Sony Thwarted Again – PSP 2.60 Hacked – First Homebrew Emerges!

I saw this on digg this morning:

A hacker has taken the next step and accomplished the unthinkable, hacking the 2.60 Firmware PSP! It is now possible to play homebrew games on your PSP no matter what firmware it has. Sony, give up on trying to stop us!

I haven’t tried this out yet (the new is still on my PSP, and I don’t feel like screwing it up) but it seems silly to actively pursue a strategy of trying to keep your customers from using their machines in creative new ways. I wish that a console or handheld manufacturer would someday realize that by embracing user modifications and homebrew, they could potentially add value to their products.

I know, I know, they are trying to prevent piracy.

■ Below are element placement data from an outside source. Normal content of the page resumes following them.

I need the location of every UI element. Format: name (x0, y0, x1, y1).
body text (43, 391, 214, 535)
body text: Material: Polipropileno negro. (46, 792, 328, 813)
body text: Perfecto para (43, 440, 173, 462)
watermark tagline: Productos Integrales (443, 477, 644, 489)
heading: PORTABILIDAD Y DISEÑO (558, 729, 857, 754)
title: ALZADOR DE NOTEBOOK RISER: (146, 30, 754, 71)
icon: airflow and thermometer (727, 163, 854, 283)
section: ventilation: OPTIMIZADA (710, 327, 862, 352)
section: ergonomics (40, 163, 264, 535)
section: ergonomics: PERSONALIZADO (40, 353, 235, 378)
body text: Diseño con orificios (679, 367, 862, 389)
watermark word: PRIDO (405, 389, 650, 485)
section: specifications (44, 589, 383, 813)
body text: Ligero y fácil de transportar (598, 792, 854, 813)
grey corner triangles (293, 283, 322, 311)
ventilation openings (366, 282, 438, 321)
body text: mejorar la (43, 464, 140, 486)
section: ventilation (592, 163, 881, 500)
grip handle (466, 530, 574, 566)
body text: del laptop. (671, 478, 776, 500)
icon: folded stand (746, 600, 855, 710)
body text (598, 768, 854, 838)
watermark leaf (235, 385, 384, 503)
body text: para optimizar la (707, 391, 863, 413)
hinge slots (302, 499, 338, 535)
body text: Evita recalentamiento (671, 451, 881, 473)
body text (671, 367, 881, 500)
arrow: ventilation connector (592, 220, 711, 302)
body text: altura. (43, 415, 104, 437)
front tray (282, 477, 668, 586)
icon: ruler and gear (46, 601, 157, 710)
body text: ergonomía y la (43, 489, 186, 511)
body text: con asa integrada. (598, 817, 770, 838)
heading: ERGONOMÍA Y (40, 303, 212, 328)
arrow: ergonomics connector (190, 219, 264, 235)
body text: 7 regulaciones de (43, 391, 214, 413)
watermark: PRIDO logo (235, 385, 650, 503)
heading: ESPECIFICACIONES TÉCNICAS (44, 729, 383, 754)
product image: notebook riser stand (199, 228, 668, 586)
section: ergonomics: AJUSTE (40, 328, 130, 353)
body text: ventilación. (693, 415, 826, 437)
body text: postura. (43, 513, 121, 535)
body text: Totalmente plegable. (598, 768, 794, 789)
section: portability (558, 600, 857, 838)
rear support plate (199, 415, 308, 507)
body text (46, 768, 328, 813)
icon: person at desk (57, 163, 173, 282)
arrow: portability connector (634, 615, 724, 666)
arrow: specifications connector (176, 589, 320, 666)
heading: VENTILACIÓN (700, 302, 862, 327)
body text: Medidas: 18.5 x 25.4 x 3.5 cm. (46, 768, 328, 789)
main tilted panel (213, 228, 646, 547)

They don’t want everyone to be running Wipeout Pure when they didn’t pay for it. I get that. And I must admit, I don’t really know how to establish an iron-clad piracy protection scheme, but then, neither does Sony (obviously). I was thinking the other day that it might be interesting to have programs which are executed from the Memory Stick to simply not be able to access any of the Disk hardware. I can think of lots of ways that might fail, and hardware mods might still work to circumvent such measures, but it would go along way to keeping people from snarfing data off of UMD disks.

Of course, if anyone DOES get it off disc (say by using a logic analyzer on the data bus during execution) you are screwed.

Oh well. I imagine that we’ll see a continuation of this arms race for some time to come.